В книге рассказывается история главного героя, который сталкивается с различными проблемами и препятствиями на протяжении всего своего путешествия. По пути он встречает множество второстепенных персонажей, которые играют важные роли в истории. Благодаря опыту главного героя книга исследует такие темы, как любовь, потеря, надежда и стойкость. По мере того, как главный герой преодолевает свои трудности, он усваивает ценные уроки жизни и растет как личность.


Рекомендуем почитать
Облако памяти

Астролог Аглая встречает в парке Николая Кулагина, чтобы осуществить план, который задумала более тридцати лет назад. Николай попадает под влияние Аглаи и ей остаётся только использовать против него свои знания, но ей мешает неизвестный шантажист, у которого собственные планы на Николая. Алиса встречает мужчину своей мечты Сергея, но вопреки всем «знакам», собственными стараниями, они навсегда остаются зафиксированными в стадии перехода зарождающихся отношений на следующий уровень.


Ник Уда

Ник Уда — это попытка молодого и думающего человека найти свое место в обществе, которое само не знает своего места в мировой иерархии.

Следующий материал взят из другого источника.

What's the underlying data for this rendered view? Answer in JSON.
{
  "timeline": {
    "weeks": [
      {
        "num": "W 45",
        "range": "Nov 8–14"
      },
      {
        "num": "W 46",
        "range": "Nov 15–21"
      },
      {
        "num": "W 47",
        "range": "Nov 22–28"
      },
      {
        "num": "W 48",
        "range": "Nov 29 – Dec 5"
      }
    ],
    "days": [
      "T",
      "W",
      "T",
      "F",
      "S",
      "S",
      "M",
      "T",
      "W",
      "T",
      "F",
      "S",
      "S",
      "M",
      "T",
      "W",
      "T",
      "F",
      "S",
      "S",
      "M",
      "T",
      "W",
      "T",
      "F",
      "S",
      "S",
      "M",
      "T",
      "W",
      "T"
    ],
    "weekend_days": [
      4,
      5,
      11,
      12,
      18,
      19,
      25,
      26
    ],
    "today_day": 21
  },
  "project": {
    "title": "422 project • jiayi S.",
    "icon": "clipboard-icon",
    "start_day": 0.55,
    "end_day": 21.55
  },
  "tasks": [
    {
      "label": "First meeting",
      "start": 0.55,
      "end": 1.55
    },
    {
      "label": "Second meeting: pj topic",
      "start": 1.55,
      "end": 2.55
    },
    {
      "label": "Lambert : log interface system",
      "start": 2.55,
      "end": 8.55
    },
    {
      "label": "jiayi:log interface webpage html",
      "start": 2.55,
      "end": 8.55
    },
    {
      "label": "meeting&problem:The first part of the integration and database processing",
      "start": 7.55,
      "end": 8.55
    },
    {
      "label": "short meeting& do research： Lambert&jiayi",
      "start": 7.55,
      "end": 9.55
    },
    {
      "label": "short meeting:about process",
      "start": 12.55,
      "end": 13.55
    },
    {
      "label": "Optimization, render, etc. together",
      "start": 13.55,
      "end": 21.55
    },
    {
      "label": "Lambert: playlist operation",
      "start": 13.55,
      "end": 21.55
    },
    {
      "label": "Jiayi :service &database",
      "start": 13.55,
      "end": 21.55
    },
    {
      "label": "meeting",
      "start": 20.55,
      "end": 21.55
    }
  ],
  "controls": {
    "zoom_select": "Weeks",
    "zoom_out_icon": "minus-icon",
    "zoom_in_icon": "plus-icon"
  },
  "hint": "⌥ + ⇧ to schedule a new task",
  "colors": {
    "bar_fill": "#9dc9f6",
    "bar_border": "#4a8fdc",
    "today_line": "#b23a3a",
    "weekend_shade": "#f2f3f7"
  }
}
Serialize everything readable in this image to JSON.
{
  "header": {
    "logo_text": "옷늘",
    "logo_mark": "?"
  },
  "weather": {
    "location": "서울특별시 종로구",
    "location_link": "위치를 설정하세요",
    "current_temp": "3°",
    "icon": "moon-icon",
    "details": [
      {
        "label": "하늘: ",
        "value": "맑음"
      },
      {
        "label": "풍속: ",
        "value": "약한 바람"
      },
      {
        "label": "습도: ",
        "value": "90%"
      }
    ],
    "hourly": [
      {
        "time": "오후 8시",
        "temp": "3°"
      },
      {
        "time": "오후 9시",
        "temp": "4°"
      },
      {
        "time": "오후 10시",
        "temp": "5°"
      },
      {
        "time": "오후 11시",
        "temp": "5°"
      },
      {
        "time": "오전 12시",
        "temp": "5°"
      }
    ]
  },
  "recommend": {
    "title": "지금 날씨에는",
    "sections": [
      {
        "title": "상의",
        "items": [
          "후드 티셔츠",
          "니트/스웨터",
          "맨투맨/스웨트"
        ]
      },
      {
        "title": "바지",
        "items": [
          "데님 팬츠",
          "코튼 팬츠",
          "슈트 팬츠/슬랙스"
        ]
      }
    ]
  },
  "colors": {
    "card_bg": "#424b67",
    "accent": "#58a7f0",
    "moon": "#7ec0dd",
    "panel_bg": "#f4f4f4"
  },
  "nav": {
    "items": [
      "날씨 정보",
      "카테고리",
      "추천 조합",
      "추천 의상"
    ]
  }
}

Потерянный человек в потерянной стране на фоне вечных вопросов, политического и социального раздрая. Да еще и эта мистика…


Акука

Повести «Акука» и «Солнечные часы» — последние книги, написанные известным литературоведом Владимиром Александровым. В повестях присутствуют три самые сложные вещи, необходимые, по мнению Льва Толстого, художнику: искренность, искренность и искренность…


Белый отсвет снега. Товла

Сегодня мы знакомим наших читателей с творчеством замечательного грузинского писателя Реваза Инанишвили. Первые рассказы Р. Инанишвили появились в печати в начале пятидесятых годов. Это был своеобразный и яркий дебют — в литературу пришел не новичок, а мастер. С тех пор написано множество книг и киносценариев (в том числе «Древо желания» Т. Абуладзе и «Пастораль» О. Иоселиани), сборники рассказов для детей и юношества; за один из них — «Далекая белая вершина» — Р. Инанишвили был удостоен Государственной премии имени Руставели.


Избранное

Владимир Минач — современный словацкий писатель, в творчестве которого отражена историческая эпоха борьбы народов Чехословакии против фашизма и буржуазной реакции в 40-е годы, борьба за строительство социализма в ЧССР в 50—60-е годы. В настоящем сборнике Минач представлен лучшими рассказами, здесь он впервые выступает также как публицист, эссеист и теоретик культуры.


Время быть смелым

В России быть геем — уже само по себе приговор. Быть подростком-геем — значит стать объектом жесткой травли и, возможно, даже подвергнуть себя реальной опасности. А потому ты вынужден жить в постоянном страхе, прекрасно осознавая, что тебя ждет в случае разоблачения. Однако для каждого такого подростка рано или поздно наступает время, когда ему приходится быть смелым, чтобы отстоять свое право на существование…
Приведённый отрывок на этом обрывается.